I soon realized that I didn’t know how to apply makeup or wear the right kind. My glasses were too childish and nerdy, so I wanted some contacts as soon as possible. The clothes that I had thought were really cute actually weren’t. According to the beautiful, popular people I should have had was name-brand everything, but each time I bought something with a name brand, that made me no cooler than before.
I wasn’t picked on or bullied very often, instead, I was invisible. I knew everyone’s names in all of my classes and who they were going out with, but I’m most of them couldn’t have told you mine. I didn’t speak up very often. In fact, I sweated nervously and blushed each time I raised my hand, answered a question, or even had to read something out loud. I was too shy to say hi to the boy I had a crush on even though we had known each other for a few years, and I was too sensitive to laugh off my friends’ jokes, so I was a consistently easy target for them.

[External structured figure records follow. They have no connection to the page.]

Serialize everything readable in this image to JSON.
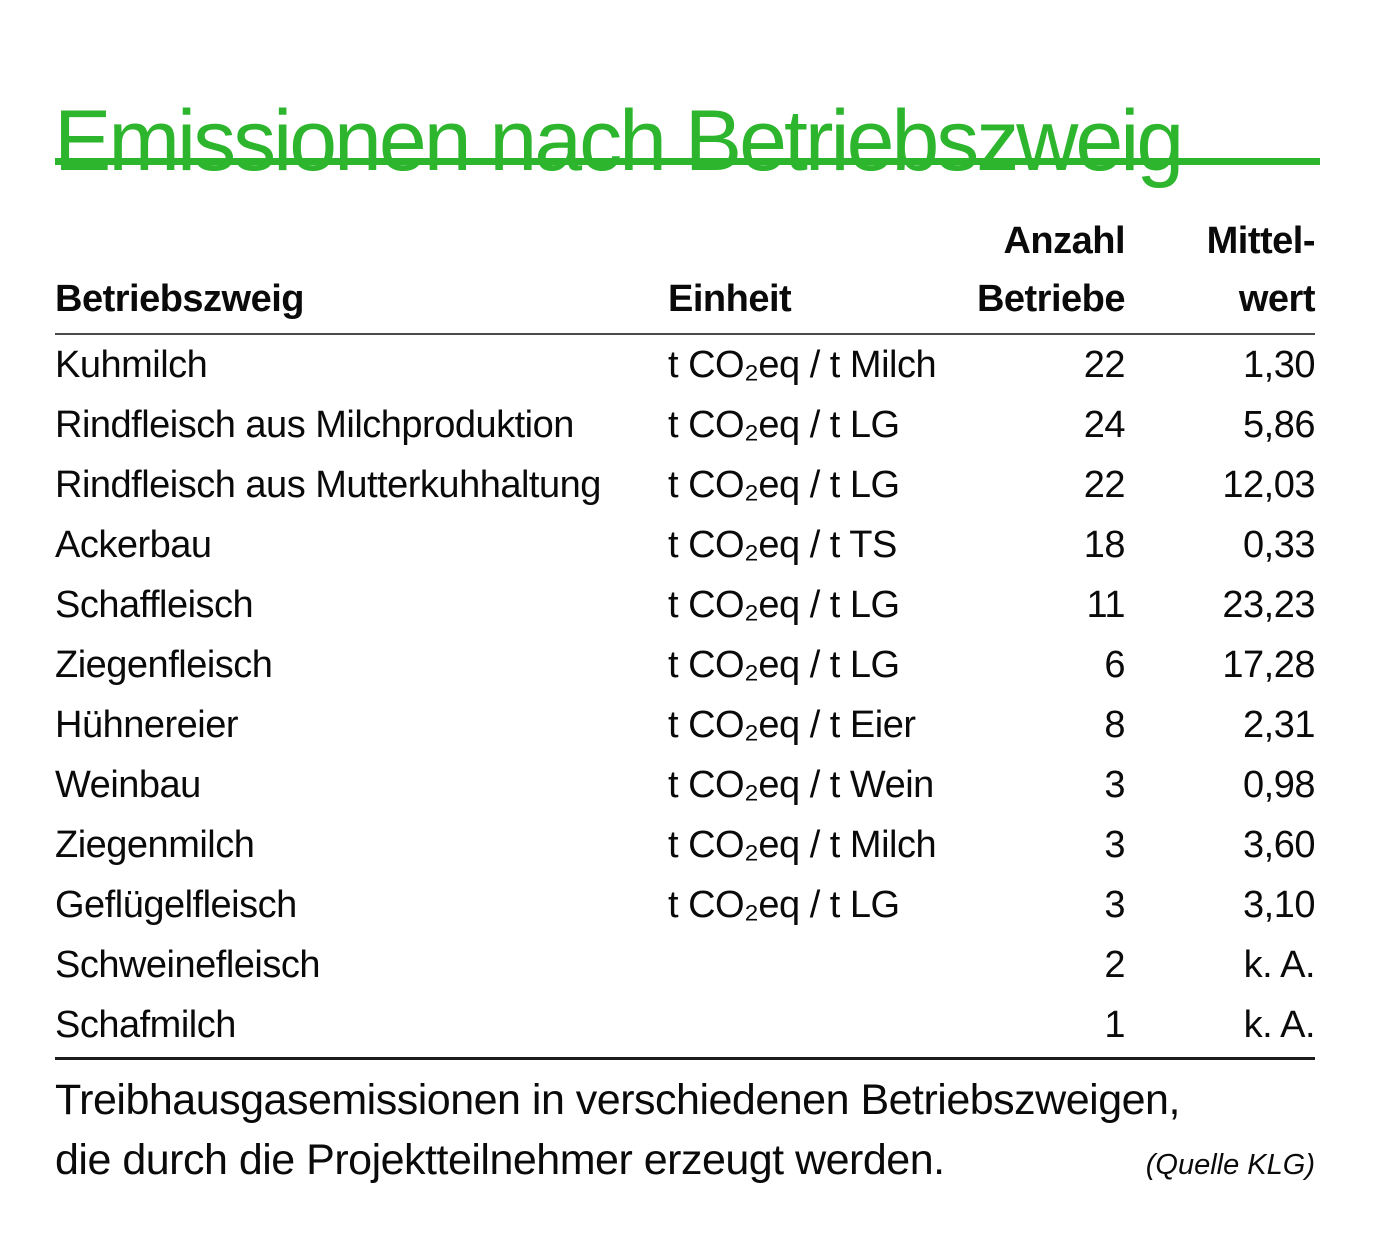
{
  "title": "Emissionen nach Betriebszweig",
  "colors": {
    "accent_green": "#2db52d",
    "text": "#0a0a0a",
    "header_rule": "#4a4a4a",
    "bottom_rule": "#1c1c1c"
  },
  "chart_data": {
    "type": "table",
    "title": "Emissionen nach Betriebszweig",
    "columns": [
      "Betriebszweig",
      "Einheit",
      "Anzahl Betriebe",
      "Mittelwert"
    ],
    "header": {
      "col1": "Betriebszweig",
      "col2": "Einheit",
      "col3_line1": "Anzahl",
      "col3_line2": "Betriebe",
      "col4_line1": "Mittel-",
      "col4_line2": "wert"
    },
    "rows": [
      {
        "betriebszweig": "Kuhmilch",
        "einheit": "t CO₂eq / t Milch",
        "anzahl_betriebe": "22",
        "mittelwert": "1,30"
      },
      {
        "betriebszweig": "Rindfleisch aus Milchproduktion",
        "einheit": "t CO₂eq / t LG",
        "anzahl_betriebe": "24",
        "mittelwert": "5,86"
      },
      {
        "betriebszweig": "Rindfleisch aus Mutterkuhhaltung",
        "einheit": "t CO₂eq / t LG",
        "anzahl_betriebe": "22",
        "mittelwert": "12,03"
      },
      {
        "betriebszweig": "Ackerbau",
        "einheit": "t CO₂eq / t TS",
        "anzahl_betriebe": "18",
        "mittelwert": "0,33"
      },
      {
        "betriebszweig": "Schaffleisch",
        "einheit": "t CO₂eq / t LG",
        "anzahl_betriebe": "11",
        "mittelwert": "23,23"
      },
      {
        "betriebszweig": "Ziegenfleisch",
        "einheit": "t CO₂eq / t LG",
        "anzahl_betriebe": "6",
        "mittelwert": "17,28"
      },
      {
        "betriebszweig": "Hühnereier",
        "einheit": "t CO₂eq / t Eier",
        "anzahl_betriebe": "8",
        "mittelwert": "2,31"
      },
      {
        "betriebszweig": "Weinbau",
        "einheit": "t CO₂eq / t Wein",
        "anzahl_betriebe": "3",
        "mittelwert": "0,98"
      },
      {
        "betriebszweig": "Ziegenmilch",
        "einheit": "t CO₂eq / t Milch",
        "anzahl_betriebe": "3",
        "mittelwert": "3,60"
      },
      {
        "betriebszweig": "Geflügelfleisch",
        "einheit": "t CO₂eq / t LG",
        "anzahl_betriebe": "3",
        "mittelwert": "3,10"
      },
      {
        "betriebszweig": "Schweinefleisch",
        "einheit": "",
        "anzahl_betriebe": "2",
        "mittelwert": "k. A."
      },
      {
        "betriebszweig": "Schafmilch",
        "einheit": "",
        "anzahl_betriebe": "1",
        "mittelwert": "k. A."
      }
    ]
  },
  "caption": {
    "line1": "Treibhausgasemissionen in verschiedenen Betriebszweigen,",
    "line2": "die durch die Projektteilnehmer erzeugt werden.",
    "source": "(Quelle KLG)"
  }
}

I was scheduled to have a different lunch than all my girlfriends. In order to avoid standing in the lunch line by myself, when the bell rang, I ran through the halls to try to be at the beginning of the line in the cafeteria. One of these occasions, a cool, athletic ninth grader stuck his foot out to trip me as I ran through the hall. I flew through the air and sprawled out on the carpet, flushing with shame and trying not to cry. I picked myself as people laughed around me and I briskly walked to the cafeteria.
Looking back, I feel sad and protective of this girl who used to be me and in some ways still is. I wish I could tell her to just be herself no matter what, because more people will like her that way anyway. I wish I could tell her to always be friendly, kind, and lift others up, regardless of how I was treated. I wish I could convince her to not care what anyone thinks (my current self could use a little more convincing as well).
I wish I could tell her that she has a bright future, full of adventure, love, and more happiness than she could have ever expected.